Franklin Raby, 67, of Greeneville, Tennessee, received items of value from a company hoping to get "sensitive internal U.S. Department of Defense procurement information" while he was working as a civilian range operations manager at Hawaii's Schofield Barracks from March 2015 through May 2018, according to court documents.
The company, REK Associates, sent Raby high-value items, including a 1969 Ford Galaxie, custom H&H rifle, and $2,300 diamond earrings "meant for the defendant's wife," documents said. In total, the government estimates Raby received between $40,000 and $95,000 worth of items from REK Associates. However, he did not properly fill out financial disclosure forms, including gift and travel reimbursements over a five-year period.
According to court documents, Raby used his "position of influence" to assist REK Associates in receiving a government contract by tailoring the contract's language so that the company had a better chance of getting it, the government said.

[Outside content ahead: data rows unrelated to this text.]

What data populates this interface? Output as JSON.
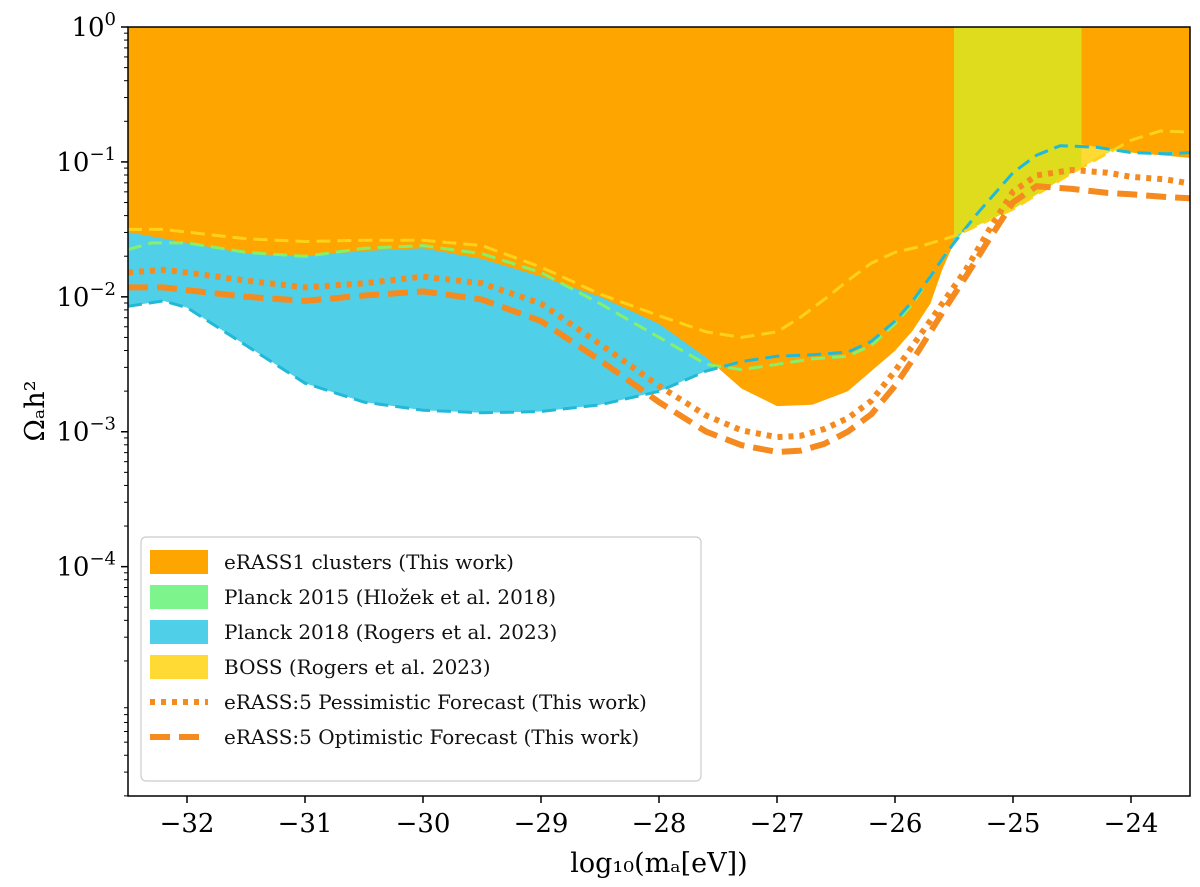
{
  "chart_data": {
    "type": "area",
    "title": "",
    "xlabel": "log₁₀(mₐ[eV])",
    "ylabel": "Ωₐh²",
    "xlim": [
      -32.5,
      -23.5
    ],
    "ylim_log10": [
      -5.7,
      0
    ],
    "yscale": "log",
    "xticks": [
      -32,
      -31,
      -30,
      -29,
      -28,
      -27,
      -26,
      -25,
      -24
    ],
    "xtick_labels": [
      "−32",
      "−31",
      "−30",
      "−29",
      "−28",
      "−27",
      "−26",
      "−25",
      "−24"
    ],
    "yticks_log10": [
      0,
      -1,
      -2,
      -3,
      -4
    ],
    "ytick_labels": [
      {
        "base": "10",
        "exp": "0"
      },
      {
        "base": "10",
        "exp": "−1"
      },
      {
        "base": "10",
        "exp": "−2"
      },
      {
        "base": "10",
        "exp": "−3"
      },
      {
        "base": "10",
        "exp": "−4"
      }
    ],
    "legend_position": "bottom-left",
    "series": [
      {
        "name": "eRASS1 clusters (This work)",
        "kind": "region",
        "color": "#ffa500",
        "boundary_x": [
          -32.5,
          -32.0,
          -31.5,
          -31.0,
          -30.5,
          -30.0,
          -29.5,
          -29.0,
          -28.5,
          -28.0,
          -27.6,
          -27.3,
          -27.0,
          -26.7,
          -26.4,
          -26.2,
          -26.0,
          -25.85,
          -25.7,
          -25.6,
          -25.5,
          -25.5,
          -24.42,
          -24.42,
          -24.0,
          -23.5
        ],
        "boundary_log10_y": [
          -1.52,
          -1.6,
          -1.68,
          -1.7,
          -1.66,
          -1.64,
          -1.72,
          -1.85,
          -2.0,
          -2.2,
          -2.45,
          -2.68,
          -2.81,
          -2.8,
          -2.7,
          -2.55,
          -2.4,
          -2.25,
          -2.05,
          -1.8,
          -1.6,
          0.0,
          0.0,
          -0.87,
          -0.93,
          -0.97
        ]
      },
      {
        "name": "Planck 2015 (Hložek et al. 2018)",
        "kind": "region",
        "color": "#7df58c",
        "boundary_x": [
          -32.5,
          -32.3,
          -32.0,
          -31.5,
          -31.0,
          -30.5,
          -30.0,
          -29.5,
          -29.0,
          -28.5,
          -28.0,
          -27.6,
          -27.3,
          -27.0,
          -26.7,
          -26.4,
          -26.2,
          -26.0,
          -25.85,
          -25.7,
          -25.6,
          -25.5,
          -25.3,
          -25.0,
          -24.8,
          -24.6,
          -24.3,
          -24.0,
          -23.7,
          -23.5
        ],
        "boundary_log10_y": [
          -1.65,
          -1.6,
          -1.6,
          -1.67,
          -1.7,
          -1.64,
          -1.62,
          -1.68,
          -1.82,
          -2.05,
          -2.3,
          -2.5,
          -2.54,
          -2.5,
          -2.46,
          -2.44,
          -2.36,
          -2.2,
          -2.05,
          -1.85,
          -1.72,
          -1.6,
          -1.38,
          -1.08,
          -0.95,
          -0.88,
          -0.89,
          -0.93,
          -0.94,
          -0.93
        ]
      },
      {
        "name": "Planck 2018 (Rogers et al. 2023)",
        "kind": "region",
        "color": "#4fd0e8",
        "boundary_x": [
          -32.5,
          -32.2,
          -32.0,
          -31.5,
          -31.0,
          -30.5,
          -30.0,
          -29.5,
          -29.0,
          -28.5,
          -28.0,
          -27.6,
          -27.3,
          -27.0,
          -26.7,
          -26.4,
          -26.2,
          -26.0,
          -25.85,
          -25.7,
          -25.6,
          -25.5,
          -25.3,
          -25.0,
          -24.8,
          -24.6,
          -24.3,
          -24.0,
          -23.7,
          -23.5
        ],
        "boundary_log10_y": [
          -2.07,
          -2.03,
          -2.08,
          -2.36,
          -2.64,
          -2.78,
          -2.84,
          -2.86,
          -2.85,
          -2.8,
          -2.7,
          -2.55,
          -2.48,
          -2.44,
          -2.43,
          -2.41,
          -2.33,
          -2.18,
          -2.03,
          -1.85,
          -1.72,
          -1.6,
          -1.38,
          -1.08,
          -0.95,
          -0.88,
          -0.89,
          -0.93,
          -0.94,
          -0.93
        ]
      },
      {
        "name": "BOSS (Rogers et al. 2023)",
        "kind": "region",
        "color": "#ffd934",
        "boundary_x": [
          -32.5,
          -32.2,
          -32.0,
          -31.5,
          -31.0,
          -30.5,
          -30.0,
          -29.5,
          -29.0,
          -28.5,
          -28.0,
          -27.6,
          -27.3,
          -27.0,
          -26.8,
          -26.6,
          -26.4,
          -26.2,
          -26.0,
          -25.8,
          -25.5,
          -25.0,
          -24.5,
          -24.0,
          -23.75,
          -23.5
        ],
        "boundary_log10_y": [
          -1.5,
          -1.5,
          -1.52,
          -1.57,
          -1.59,
          -1.58,
          -1.58,
          -1.62,
          -1.78,
          -1.98,
          -2.14,
          -2.26,
          -2.3,
          -2.26,
          -2.15,
          -2.02,
          -1.88,
          -1.75,
          -1.67,
          -1.63,
          -1.55,
          -1.35,
          -1.08,
          -0.84,
          -0.77,
          -0.78
        ]
      },
      {
        "name": "eRASS:5 Pessimistic Forecast (This work)",
        "kind": "curve",
        "style": "dotted",
        "color": "#f58a1f",
        "x": [
          -32.5,
          -32.2,
          -32.0,
          -31.5,
          -31.0,
          -30.5,
          -30.0,
          -29.5,
          -29.0,
          -28.5,
          -28.0,
          -27.6,
          -27.3,
          -27.0,
          -26.8,
          -26.6,
          -26.4,
          -26.2,
          -26.0,
          -25.8,
          -25.6,
          -25.4,
          -25.2,
          -25.0,
          -24.8,
          -24.5,
          -24.2,
          -24.0,
          -23.7,
          -23.5
        ],
        "log10_y": [
          -1.82,
          -1.8,
          -1.82,
          -1.88,
          -1.93,
          -1.9,
          -1.85,
          -1.9,
          -2.05,
          -2.35,
          -2.66,
          -2.88,
          -2.99,
          -3.04,
          -3.03,
          -2.98,
          -2.9,
          -2.77,
          -2.55,
          -2.3,
          -2.05,
          -1.8,
          -1.5,
          -1.22,
          -1.1,
          -1.06,
          -1.08,
          -1.11,
          -1.13,
          -1.16
        ]
      },
      {
        "name": "eRASS:5 Optimistic Forecast (This work)",
        "kind": "curve",
        "style": "dashed",
        "color": "#f58a1f",
        "x": [
          -32.5,
          -32.2,
          -32.0,
          -31.5,
          -31.0,
          -30.5,
          -30.0,
          -29.5,
          -29.0,
          -28.5,
          -28.0,
          -27.6,
          -27.3,
          -27.0,
          -26.8,
          -26.6,
          -26.4,
          -26.2,
          -26.0,
          -25.8,
          -25.6,
          -25.4,
          -25.2,
          -25.0,
          -24.8,
          -24.5,
          -24.2,
          -24.0,
          -23.7,
          -23.5
        ],
        "log10_y": [
          -1.93,
          -1.93,
          -1.95,
          -2.0,
          -2.03,
          -1.99,
          -1.96,
          -2.02,
          -2.18,
          -2.47,
          -2.78,
          -3.0,
          -3.1,
          -3.15,
          -3.14,
          -3.09,
          -3.0,
          -2.87,
          -2.66,
          -2.4,
          -2.12,
          -1.85,
          -1.57,
          -1.3,
          -1.18,
          -1.2,
          -1.23,
          -1.24,
          -1.26,
          -1.27
        ]
      }
    ]
  }
}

Raby would ultimately go on to leave the Army, accepting a position as a program manager with REK Associates in June 2018.
He became a Defense Department civilian employee in 2006 after retiring from the Army as a Sergeant Major two years prior. In addition to working as a range operations manager, he served as a contract officer representative and an agreement officer representative, providing "technical direction, clarification and guidance to contractors performing on certain contracts with the federal government," court documents said.
REK Associates, which did not respond to a request for comment by ABC News, had been awarded multiple Defense Department contracts in the past to assist in maintaining U.S. military properties.
Raby could be sentenced to a maximum of five years in prison. His sentencing is scheduled for August 5.